Há silêncio na cozinha.

- Nem eu. – Há algo maroto e familiar em sua voz, mas ele não está sorrindo. – Tenho de ir. Tchau, Becky.

Ele se vira, e alguns instantes depois ouço a porta da frente batendo.


***


- Você não entende – digo rapidamente, antes que ela possa bater a porta de novo. – Tudo deu errado. Luke e eu brigamos. Eu... eu fiz uma coisa estúpida.

- Ora, que surpresa! – Jess cruza os braços.

- Sei que fui eu mesma que provoquei. – Minha voz começa a tremer. – Sei que a culpa é minha. Mas acho que nosso casamento está com problemas de verdade. Acho mesmo.

Enquanto digo as palavras, posso sentir as lágrimas ameaçando de novo. Pisco com força, tentando contê-las.

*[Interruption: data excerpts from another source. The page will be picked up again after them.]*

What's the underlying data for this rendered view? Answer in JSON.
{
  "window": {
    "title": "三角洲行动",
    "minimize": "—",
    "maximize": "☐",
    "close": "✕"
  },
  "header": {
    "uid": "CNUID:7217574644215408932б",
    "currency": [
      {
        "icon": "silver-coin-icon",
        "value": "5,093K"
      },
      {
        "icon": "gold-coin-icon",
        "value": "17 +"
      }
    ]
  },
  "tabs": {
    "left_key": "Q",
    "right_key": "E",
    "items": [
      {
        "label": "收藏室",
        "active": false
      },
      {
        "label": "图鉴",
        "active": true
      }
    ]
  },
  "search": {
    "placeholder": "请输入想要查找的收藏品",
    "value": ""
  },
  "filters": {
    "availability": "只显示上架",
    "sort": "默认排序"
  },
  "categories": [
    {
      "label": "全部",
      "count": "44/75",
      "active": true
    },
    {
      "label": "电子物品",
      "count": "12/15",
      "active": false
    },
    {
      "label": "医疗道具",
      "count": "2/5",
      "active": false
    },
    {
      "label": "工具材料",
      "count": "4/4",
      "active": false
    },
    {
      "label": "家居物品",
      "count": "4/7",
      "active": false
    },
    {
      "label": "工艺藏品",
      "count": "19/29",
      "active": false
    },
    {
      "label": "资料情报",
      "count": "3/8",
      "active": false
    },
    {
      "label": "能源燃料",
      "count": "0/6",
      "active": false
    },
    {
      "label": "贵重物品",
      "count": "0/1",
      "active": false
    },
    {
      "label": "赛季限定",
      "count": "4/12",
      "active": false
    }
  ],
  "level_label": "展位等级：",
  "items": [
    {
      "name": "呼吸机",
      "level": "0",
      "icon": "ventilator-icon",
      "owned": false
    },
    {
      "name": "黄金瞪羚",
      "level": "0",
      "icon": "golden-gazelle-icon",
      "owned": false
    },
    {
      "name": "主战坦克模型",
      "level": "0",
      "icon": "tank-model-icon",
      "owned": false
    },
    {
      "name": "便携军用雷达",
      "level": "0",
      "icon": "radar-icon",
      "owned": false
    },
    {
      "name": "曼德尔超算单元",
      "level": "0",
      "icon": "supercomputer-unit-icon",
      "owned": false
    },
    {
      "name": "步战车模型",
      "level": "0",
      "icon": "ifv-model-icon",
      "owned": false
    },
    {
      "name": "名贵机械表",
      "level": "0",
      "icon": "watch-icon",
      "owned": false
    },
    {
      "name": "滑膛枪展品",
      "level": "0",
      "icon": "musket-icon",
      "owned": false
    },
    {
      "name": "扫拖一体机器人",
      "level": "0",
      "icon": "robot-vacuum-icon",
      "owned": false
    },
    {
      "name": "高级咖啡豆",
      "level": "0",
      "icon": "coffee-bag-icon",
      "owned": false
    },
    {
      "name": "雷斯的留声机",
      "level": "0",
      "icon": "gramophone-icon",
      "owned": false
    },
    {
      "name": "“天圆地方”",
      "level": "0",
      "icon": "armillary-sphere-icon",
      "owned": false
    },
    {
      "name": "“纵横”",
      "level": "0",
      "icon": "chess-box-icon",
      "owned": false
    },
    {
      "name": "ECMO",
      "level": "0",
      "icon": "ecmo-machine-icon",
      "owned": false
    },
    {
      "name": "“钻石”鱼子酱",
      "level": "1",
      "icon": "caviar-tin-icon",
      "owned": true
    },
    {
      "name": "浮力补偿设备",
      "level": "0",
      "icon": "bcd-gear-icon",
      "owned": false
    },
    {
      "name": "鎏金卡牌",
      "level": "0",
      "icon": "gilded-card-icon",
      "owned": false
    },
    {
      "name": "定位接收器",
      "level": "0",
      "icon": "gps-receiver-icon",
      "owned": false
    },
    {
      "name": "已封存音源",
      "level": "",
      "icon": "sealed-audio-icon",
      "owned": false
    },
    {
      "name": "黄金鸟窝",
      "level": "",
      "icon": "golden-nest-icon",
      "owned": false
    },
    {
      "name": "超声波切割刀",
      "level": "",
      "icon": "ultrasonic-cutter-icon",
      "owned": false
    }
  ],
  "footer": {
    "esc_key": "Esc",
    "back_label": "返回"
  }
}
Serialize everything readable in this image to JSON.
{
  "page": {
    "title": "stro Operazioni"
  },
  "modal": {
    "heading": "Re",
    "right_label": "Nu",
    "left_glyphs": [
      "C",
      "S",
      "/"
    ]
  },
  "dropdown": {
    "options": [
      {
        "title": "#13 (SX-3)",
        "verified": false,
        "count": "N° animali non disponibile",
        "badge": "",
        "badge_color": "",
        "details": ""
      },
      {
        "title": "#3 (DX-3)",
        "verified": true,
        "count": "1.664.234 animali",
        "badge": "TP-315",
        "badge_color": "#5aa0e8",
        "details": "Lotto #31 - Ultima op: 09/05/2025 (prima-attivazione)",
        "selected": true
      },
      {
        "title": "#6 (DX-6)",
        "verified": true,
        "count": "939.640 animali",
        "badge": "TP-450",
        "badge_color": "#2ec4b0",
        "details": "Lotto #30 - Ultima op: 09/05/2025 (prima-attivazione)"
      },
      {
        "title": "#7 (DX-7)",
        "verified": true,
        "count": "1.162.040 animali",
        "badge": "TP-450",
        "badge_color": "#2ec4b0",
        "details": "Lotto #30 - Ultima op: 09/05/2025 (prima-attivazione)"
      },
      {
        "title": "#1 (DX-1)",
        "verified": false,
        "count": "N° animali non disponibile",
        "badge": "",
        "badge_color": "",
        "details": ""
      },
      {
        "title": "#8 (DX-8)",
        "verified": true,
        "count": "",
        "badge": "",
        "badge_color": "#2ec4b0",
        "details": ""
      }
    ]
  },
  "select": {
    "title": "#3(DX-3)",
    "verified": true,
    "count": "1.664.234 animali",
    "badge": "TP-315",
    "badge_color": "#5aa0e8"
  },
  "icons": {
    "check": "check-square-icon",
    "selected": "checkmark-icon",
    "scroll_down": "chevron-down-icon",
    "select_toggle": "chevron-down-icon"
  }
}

- Jess... por favor, me ajude. Você é a única pessoa em quem posso pensar. Se eu pudesse aprender com você, talvez Luke voltasse atrás. Ele gosta de você. – Sinto um aperto na garganta, mas me obrigo a encará-la. – Ele gosta mais de você do que de mim.


***


URGENTE-EMERGÊNCIA


Luke,


Becky não está no apartamento. Ninguém a viu em lugar nenhum. Ainda não consegui fazer contato com ela pelo telefone.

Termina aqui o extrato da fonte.